手推车,我说的是独轮、木制,中间有个护轮架的那种。除了干建筑的推带斗的小铁车,平常干活都用这个。不过手推车这名正式了点,我们叫它推车子,也叫小车。“小车不倒只管推”。
我见过一些手推车,大体上北方的大,南方的小。最实用最好看,还得是东营的。那时,农户置一辆新推车也算个大事。车把向上立在院子里,涂了清漆的车身是黄的,带着胶皮味的车轮是黑的,使劲拉一把,那轱辘飞转。邻居凑过来,试试车架松不松,晃不晃,走得正不正。新车还是要爱护的,等用段时间,特别是挑河推坝出过伕,车架上留下许多锨印子,也就那样了。再怎么说也是个干活的家什,不像洋车子戏匣子,能显示点富足。
我记忆中第一次坐推车子时很小,还没上学,是年根底下上姥姥家。我姥姥住在建林公社一个小村,同村的姨家表哥要结婚,我姨死得早,我娘去操持。除了我,车子上还绑着几个“送茶”的笎斗,新毛巾盖着白面饽饽。我爹推着车子,从黄河大坝上往东走。那时天冷,坝高风大,不一会冻得我流鼻涕。娘上车抱着我,再围上被子。十八户北边有个闸口,一道灰色水泥矮墙,下面是几个大闸板。我第一次见,觉得很新奇。到了生产屋子,上一个亲戚家吃的饭。我家毕竟在县城边上,他家还要原始些。等我睡醒,天已黑了,走到了友林的北边。小道在一片树林里面,下面还结了冰。我很害怕。这时舅家表哥打着手电来接了。到了村头,看见从土屋小窗露出的昏暗灯光,觉得心安了许多。
再坐手推车,是给猪看病。爹找人来把猪绑了放上车子,另一边放块石头,再坐上我,推着到县城东边的兽医站。兽医站院子里拴着那个“哈尔登”,很高大威武的黄毛马。我经常看到那马拉个木爬犁,在城边的土道上蹓。大人说那是匹种马,不干活还吃好的。说实话,那时是真心羡慕。兽医们穿着白大褂,把管子插到牛嘴里灌药,用很粗的针管给猪打针。尽管去了兽医站,我家的小黑猪还是死了。人穷不讲究,难得吃了顿猪肉。我满心高兴,我娘边叹气边抹泪。

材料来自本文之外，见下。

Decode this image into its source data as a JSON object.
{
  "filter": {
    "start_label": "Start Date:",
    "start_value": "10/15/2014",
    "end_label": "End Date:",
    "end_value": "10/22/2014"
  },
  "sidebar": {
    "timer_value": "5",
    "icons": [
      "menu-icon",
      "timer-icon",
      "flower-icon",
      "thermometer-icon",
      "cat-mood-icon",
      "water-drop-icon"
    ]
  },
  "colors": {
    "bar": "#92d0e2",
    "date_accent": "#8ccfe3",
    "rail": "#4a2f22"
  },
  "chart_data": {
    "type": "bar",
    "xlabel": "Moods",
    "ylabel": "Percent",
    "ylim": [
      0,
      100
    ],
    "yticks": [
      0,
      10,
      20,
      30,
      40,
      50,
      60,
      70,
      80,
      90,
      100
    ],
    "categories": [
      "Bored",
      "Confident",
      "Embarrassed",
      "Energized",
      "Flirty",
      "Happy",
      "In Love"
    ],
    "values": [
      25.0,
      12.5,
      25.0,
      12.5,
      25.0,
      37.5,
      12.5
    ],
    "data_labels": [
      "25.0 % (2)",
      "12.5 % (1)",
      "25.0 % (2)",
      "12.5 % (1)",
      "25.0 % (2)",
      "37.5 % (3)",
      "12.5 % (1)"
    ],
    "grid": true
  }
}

直到看到二婶家这出,我才知道一头猪的重要。二婶家是东邻,隔着好几十米。她家有棵树,开一朵朵粉红花,都叫它“马尾松”。现在查资料,应该是芙蓉树,学名合欢。那天我们在树下玩,二婶家的大白猪也病死了。她心疼坏了,坐猪圈边放声大哭:俺那娘哎,没法过了,俺那娘哎……这里正哭,她家大奶奶不干了,冲出屋拍掌大骂:黑心老婆,不长人心眼!你那娘早烂没腚巴骨了。死个猪你做啥要哭娘,猪是你娘啊?你是咒我!二叔恼羞成怒,顺手抄起一把木叉,把二婶拍了个就地打滚。等大人们过来拉开,她已经满身是土。过两天二婶的小姑子又来骂了她一顿,还要撕她的嘴,后来也没撕。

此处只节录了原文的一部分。